Hours later she came out of the bathroom, drying her hands, and asked me my name. Carlos, I continued to lie, as if that very afternoon I hadn’t been pulled from paralysis by Alicia’s phone call: she told me it was important that we see each other, not about Violeta or my novel, but about her and about me. (About us, responding without being cheeky.) As if I hadn’t spent that very day thinking about putting a bullet in J for what she’d said to me when I called her, ready to start over. As if I hadn’t spent an eternity leaning on the railing, watching the raindrops fall more heavily than yesterday and the day before, playing with the idea of locking myself in my room, not sleeping not eating not watching TV, not waiting for the days to fabricate this book for me, but forcing myself, like a maniac, to write a facsimile-novel of A Brief Life , substituting my own presence for Brausen, J for Gertrudis, Santiago for Buenos Aires, and Neutria for Santa María, but never finding in that facsimile-novel a character corresponding to Alicia, to her role of impartiality. Then she called me. I put on gloves and a scarf, expecting that it’d be another afternoon of indecisive conversation; Alicia would try to keep me from getting obsessed with her (or with her friend of the notebooks), I’d want to believe that her teasing was intended to get me to make the first move, to stand up and kiss her and pull her far away from this dusty city with my madness: I exited the elevator promising myself I’d destroy all of it after a few beers.
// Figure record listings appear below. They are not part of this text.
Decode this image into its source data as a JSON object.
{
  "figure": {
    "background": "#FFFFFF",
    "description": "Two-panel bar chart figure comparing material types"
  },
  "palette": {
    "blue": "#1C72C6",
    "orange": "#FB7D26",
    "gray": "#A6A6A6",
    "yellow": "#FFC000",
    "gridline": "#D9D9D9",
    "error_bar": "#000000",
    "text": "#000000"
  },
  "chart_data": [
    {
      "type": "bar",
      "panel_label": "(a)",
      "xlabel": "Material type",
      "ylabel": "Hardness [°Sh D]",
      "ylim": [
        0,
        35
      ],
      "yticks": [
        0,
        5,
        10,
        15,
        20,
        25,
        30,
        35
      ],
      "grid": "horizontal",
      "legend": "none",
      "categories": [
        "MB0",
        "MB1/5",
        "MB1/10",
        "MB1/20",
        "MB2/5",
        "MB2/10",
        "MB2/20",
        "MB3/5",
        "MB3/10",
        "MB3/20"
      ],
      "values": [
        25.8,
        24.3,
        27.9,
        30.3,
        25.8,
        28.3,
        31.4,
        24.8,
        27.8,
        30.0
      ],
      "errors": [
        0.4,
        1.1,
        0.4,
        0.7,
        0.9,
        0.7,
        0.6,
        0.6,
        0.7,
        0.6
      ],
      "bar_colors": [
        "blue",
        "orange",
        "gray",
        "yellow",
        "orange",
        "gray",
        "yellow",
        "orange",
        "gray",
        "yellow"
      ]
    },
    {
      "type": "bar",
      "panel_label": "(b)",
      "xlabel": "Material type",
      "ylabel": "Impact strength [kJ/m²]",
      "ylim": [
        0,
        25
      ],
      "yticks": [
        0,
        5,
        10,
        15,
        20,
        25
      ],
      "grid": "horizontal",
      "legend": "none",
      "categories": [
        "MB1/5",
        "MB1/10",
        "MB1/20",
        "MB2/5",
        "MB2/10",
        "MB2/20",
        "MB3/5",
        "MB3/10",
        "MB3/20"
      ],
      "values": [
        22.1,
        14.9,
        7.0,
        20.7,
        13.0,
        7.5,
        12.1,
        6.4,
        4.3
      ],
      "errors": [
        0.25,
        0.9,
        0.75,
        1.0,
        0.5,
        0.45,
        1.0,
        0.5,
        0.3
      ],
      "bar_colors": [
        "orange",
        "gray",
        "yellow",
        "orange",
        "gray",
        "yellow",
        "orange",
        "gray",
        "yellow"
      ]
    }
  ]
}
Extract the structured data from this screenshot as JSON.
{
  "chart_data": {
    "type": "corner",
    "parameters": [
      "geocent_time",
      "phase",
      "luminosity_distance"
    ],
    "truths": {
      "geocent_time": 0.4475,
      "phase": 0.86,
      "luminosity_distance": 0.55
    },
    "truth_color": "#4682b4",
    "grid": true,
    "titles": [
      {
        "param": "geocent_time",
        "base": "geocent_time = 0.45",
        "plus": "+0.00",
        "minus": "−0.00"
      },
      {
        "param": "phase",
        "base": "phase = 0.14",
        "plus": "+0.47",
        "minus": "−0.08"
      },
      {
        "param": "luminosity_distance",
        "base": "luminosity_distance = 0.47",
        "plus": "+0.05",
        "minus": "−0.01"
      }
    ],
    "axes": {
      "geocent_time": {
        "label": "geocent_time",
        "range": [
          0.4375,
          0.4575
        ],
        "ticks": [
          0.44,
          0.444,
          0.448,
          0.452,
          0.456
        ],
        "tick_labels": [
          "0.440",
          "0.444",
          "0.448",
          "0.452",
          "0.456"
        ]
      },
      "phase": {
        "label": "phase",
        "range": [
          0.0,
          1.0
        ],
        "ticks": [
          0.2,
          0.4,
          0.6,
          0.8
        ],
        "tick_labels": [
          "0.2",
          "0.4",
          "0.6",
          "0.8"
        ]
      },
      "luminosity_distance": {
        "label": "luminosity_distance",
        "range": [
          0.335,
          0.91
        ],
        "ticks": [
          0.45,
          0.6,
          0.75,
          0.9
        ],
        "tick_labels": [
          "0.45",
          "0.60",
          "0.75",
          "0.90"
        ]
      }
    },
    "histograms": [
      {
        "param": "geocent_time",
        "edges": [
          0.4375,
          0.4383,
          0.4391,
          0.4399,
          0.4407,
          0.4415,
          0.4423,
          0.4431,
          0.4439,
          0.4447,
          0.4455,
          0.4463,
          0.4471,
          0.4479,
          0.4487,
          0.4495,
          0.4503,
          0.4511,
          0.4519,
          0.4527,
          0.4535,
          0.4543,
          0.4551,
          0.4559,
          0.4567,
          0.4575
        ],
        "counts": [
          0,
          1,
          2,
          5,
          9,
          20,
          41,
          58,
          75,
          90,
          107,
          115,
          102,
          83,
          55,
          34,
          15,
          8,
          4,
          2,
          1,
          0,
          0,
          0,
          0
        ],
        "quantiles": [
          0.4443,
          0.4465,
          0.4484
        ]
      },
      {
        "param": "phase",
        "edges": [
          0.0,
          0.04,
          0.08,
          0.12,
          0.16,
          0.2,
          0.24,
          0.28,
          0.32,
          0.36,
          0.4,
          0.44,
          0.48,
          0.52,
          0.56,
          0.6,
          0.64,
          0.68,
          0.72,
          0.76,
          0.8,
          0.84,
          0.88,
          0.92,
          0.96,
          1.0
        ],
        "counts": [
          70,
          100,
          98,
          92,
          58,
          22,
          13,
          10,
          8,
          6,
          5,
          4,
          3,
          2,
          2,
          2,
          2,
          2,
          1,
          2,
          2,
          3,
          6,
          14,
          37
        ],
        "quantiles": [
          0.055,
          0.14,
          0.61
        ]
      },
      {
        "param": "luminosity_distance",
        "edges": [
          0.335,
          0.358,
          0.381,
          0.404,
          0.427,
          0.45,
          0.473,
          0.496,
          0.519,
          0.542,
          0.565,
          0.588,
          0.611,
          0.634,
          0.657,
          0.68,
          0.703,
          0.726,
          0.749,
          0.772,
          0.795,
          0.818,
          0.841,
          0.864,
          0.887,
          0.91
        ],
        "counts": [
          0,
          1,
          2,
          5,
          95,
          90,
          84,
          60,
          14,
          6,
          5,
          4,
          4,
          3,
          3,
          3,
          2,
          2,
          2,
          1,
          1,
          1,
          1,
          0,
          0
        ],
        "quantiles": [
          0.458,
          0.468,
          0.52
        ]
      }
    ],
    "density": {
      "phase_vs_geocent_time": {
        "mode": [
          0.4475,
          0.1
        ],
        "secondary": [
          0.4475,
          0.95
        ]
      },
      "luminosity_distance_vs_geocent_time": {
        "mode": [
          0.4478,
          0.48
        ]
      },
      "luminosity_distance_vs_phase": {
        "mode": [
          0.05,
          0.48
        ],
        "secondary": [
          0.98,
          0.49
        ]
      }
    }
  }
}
Of course she’d react to my violence, which would at least give rise to a story of another sort. But no, it was preferable for me to remain still, hearing her neutrally over the telephone. I thought that Carlos, that he would act in the exact opposite way that I do. That I should have never given Violeta’s letter to Alicia, since it was addressed me. I closed the umbrella, raised my hand. The micro that was coming, splashing pedestrians, wasn’t the Providencia micro , it was the one that went down Kennedy directly to Pedro de Valdivia Norte. The moment I got on it I became someone else: with the certainty of having stood Alicia up, I stopped in front of the door to the house on Los Araucanos and asked for Violeta. I regret nothing, I regret nothing.